Finally some spice has been added to the election cycle, but it took a poor GDP number to get it going. The UK economy grew in the first three months of this year by 0.3%, lower than the consensus estimates of 0.5% and half of what the economy managed to churn out in the last quarter of 2014. To put that all into perspective, Q1 2015 was the slowest three month period of growth in the UK since the last quarter of 2012. Industrial and manufacturing numbers from the UK economy through January and February have been poor and for once, the services sector has not been able to make up that deficit. That in itself is worrying.
Households not helping
Q1 should have seen stronger household consumption, with lower energy and fuel bills helping the pockets of average consumers. Wages are rising in real terms and unemployment is falling. To have the slowest level of service sector growth in over 2.5 years is quite confusing.

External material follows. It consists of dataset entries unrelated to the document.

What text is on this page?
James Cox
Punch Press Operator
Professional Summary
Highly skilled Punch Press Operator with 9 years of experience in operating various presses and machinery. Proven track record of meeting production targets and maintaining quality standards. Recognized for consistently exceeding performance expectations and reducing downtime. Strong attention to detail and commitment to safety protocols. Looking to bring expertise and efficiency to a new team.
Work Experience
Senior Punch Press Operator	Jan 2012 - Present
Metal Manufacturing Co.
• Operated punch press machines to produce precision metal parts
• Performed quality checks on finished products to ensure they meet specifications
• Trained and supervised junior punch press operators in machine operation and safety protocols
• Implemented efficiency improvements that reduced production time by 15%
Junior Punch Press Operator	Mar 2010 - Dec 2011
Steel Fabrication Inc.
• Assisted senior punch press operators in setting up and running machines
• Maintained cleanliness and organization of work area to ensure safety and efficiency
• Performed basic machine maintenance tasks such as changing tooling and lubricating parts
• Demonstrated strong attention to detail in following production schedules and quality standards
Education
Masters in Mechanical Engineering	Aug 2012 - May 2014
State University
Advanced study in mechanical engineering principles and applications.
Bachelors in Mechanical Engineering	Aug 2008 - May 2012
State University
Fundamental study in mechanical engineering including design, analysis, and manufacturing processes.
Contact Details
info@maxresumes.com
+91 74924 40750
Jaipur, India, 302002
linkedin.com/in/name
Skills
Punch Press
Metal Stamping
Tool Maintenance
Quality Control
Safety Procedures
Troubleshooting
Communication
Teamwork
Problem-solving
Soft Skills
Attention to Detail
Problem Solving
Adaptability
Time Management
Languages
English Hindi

We have to bear in mind that preliminary releases are normally revised and I am hoping that this is revised higher through the forthcoming iterations. We have seen survey data recover between January and March and those later surveys reaching the ONS should bring that reading higher. David Cameron and George Osborne will also be hoping that number comes higher although with now only 8 days to go the election, dust will have settled before they get a chance to say I told you so.
Despite the poor number, GBP recovered its losses, especially against the dollar, in short order. After an initial 70 pip fall, the pair finished a cent higher on the session and is currently in the mid-1.53s. The reason is not a strong pound, however, but a weak USD.
Fed to keep on a hawkish course
Today’s Federal Reserve meeting is hard to get excited about. Last month’s meeting seemed to suggest that today’s announcement was a dead rubber. With no meeting in May, everyone’s focus has shifted on to what happens in June. With the signals we are getting from the US economy at the moment, however, it seems nothing will be happening in June having been heavily backed at the beginning of the year as the month when rate rises may finally come about.
Yesterday’s US consumer confidence numbers were a mess. March typically sees lower spending as consumers wait on tax repayments that are due in April so we can take a slight slip in confidence there. Secondly, we must look at the payrolls announcement released on Good Friday. Was the miss down to simply fewer jobs being offered or is it showing something more, some tightness in the labour market as there are no more jobs to fill? One is temporary and easy to overcome. The other is neither of those things.
Despite this I think that the Federal Reserve sticks to its guns talking about higher inflation and the transitory nature of this quarter’s poor data. An acknowledgment of the recent wobble is likely but I suspect fully priced into the USD and I would be looking for an end to this USD slump.
EUR/USD looking like Lazarus
The euro is not slumping this morning and is focused on 1.10 in EUR/USD having touched 1.0990 overnight. Encouraging noises from Greece keep coming with Prime Minister Tsipras hinting at a referendum within the country on a Greek exit from the Eurozone. Sound scary? Fear not, as recent polls suggest that over 70% of the Greek electorate want to stay within the single currency.